結果から、先進国グループ(青)は一貫してパワーロー型のままであり、影響力の強い少数国への依存が固定化している。他方、ASEAN(緑)は動的であり、2008年、2013年は分散(曲線、指数型)、2015–2021年は集中(直線、パワーロー型)、2023年には再び分散(曲線、指数型)へと戻っている。つまり、ASEANではショック後、リンク強度が再び分散傾向を示している。

図3. リンク強度分布の形状:集中型か分散型か

図3. リンク強度分布の形状:集中型か分散型か

注:線の色は国・地域グループを示す。
緑:ASEAN域内、赤:東アジア、黄:中継拠点、青:先進国
(出所)アジア開発銀行(ADB-MRIO)のデータに基づき筆者作成
まとめ:「選択的再編」の価格ネットワーク

一般に、世界的ショックの後には供給網が分断され、特定国への依存が強まる「構造の硬直化」が予想される。
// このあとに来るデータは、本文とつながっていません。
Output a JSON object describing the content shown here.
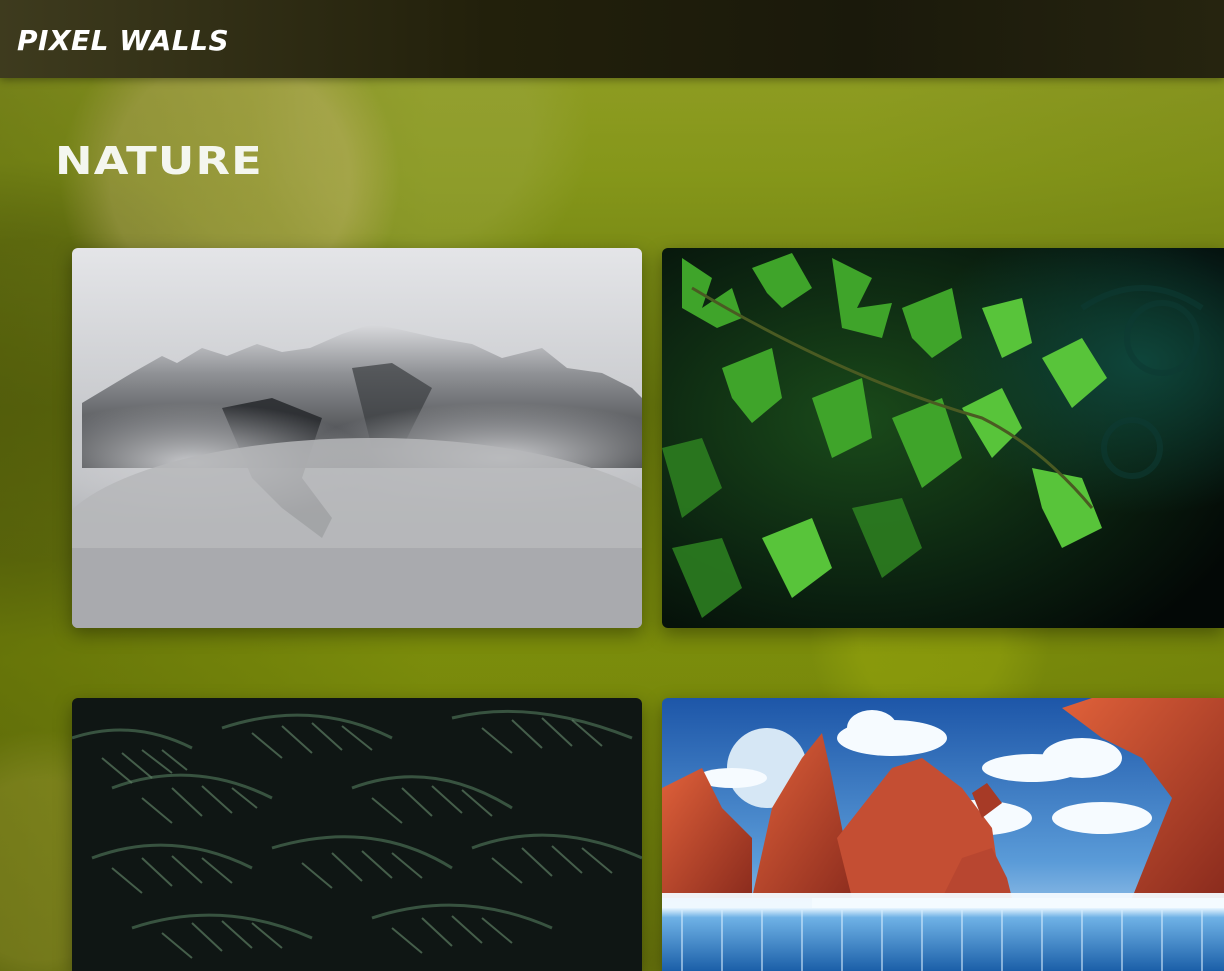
{
  "app": {
    "brand": "PIXEL WALLS"
  },
  "section": {
    "title": "NATURE"
  },
  "gallery": {
    "items": [
      {
        "icon": "misty-mountain-image"
      },
      {
        "icon": "green-leaves-image"
      },
      {
        "icon": "fern-foliage-image"
      },
      {
        "icon": "fantasy-waterfall-image"
      }
    ]
  },
  "colors": {
    "header_bg": "#1f1e0b",
    "background": "#7f8f18",
    "title_text": "#ffffff"
  }
}
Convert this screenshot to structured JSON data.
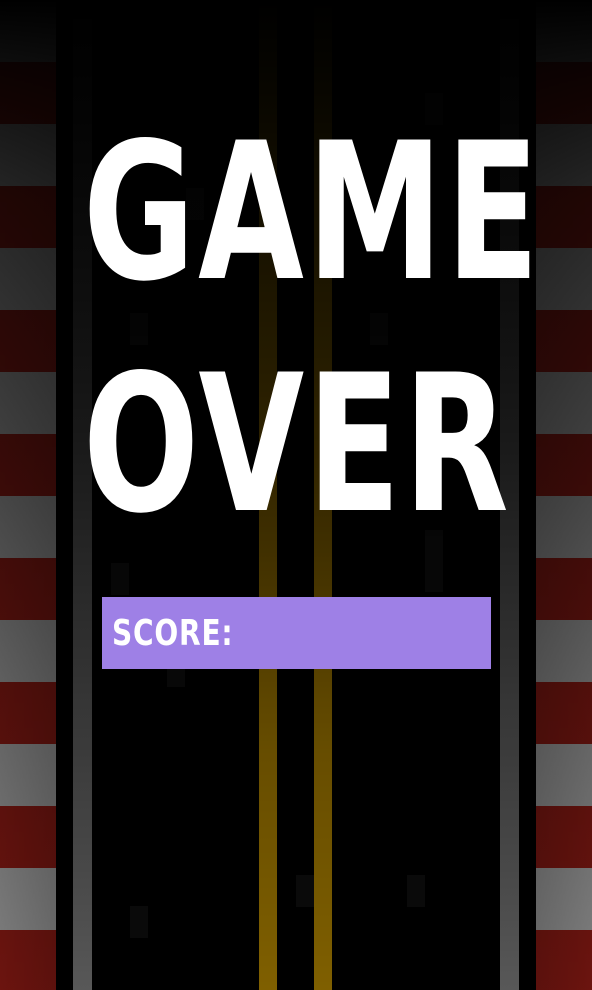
{
  "game_over": {
    "title_line_1": "GAME",
    "title_line_2": "OVER"
  },
  "score": {
    "label": "SCORE:",
    "value": ""
  },
  "colors": {
    "curb_red": "#d8281e",
    "curb_white": "#ffffff",
    "center_line_yellow": "#ffbf00",
    "edge_line_gray": "#b0b0b0",
    "score_bar_purple": "#9e80e6",
    "road": "#000000"
  }
}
しかし、本分析が示すのはそれとは異なる動きである。

ASEANにおける価格ネットワークは、想定される硬直化とは異なり、リンク強度の分布という点ではショック以前と同様に分散的な性質を示している。しかし、リンクの数そのものは、ショック前に見られたような広範なネットワークへと回帰したわけではない。

この回復のあり方は、相次ぐショックを経て、リンク再構築に伴うコストや、特定国への過度な依存、地政学的リスクを考慮した結果と考えるのが妥当かもしれない。すなわち、かつてのグローバリゼーション期のように結びつきを広げるのではなく、環境変化に適応しつつ必要な結びつきを選別する「選択的な再編」の過程にあると言えよう。

今後の課題は、再編されたネットワークが、国際価格の安定性にどのような長期的影響を与えるのかを追跡することである。同時に、この構造が危機に対する一時的な防衛反応に過ぎないのか、あるいは新たな国際経済秩序の定着過程なのかについて、継続的な検証が求められる。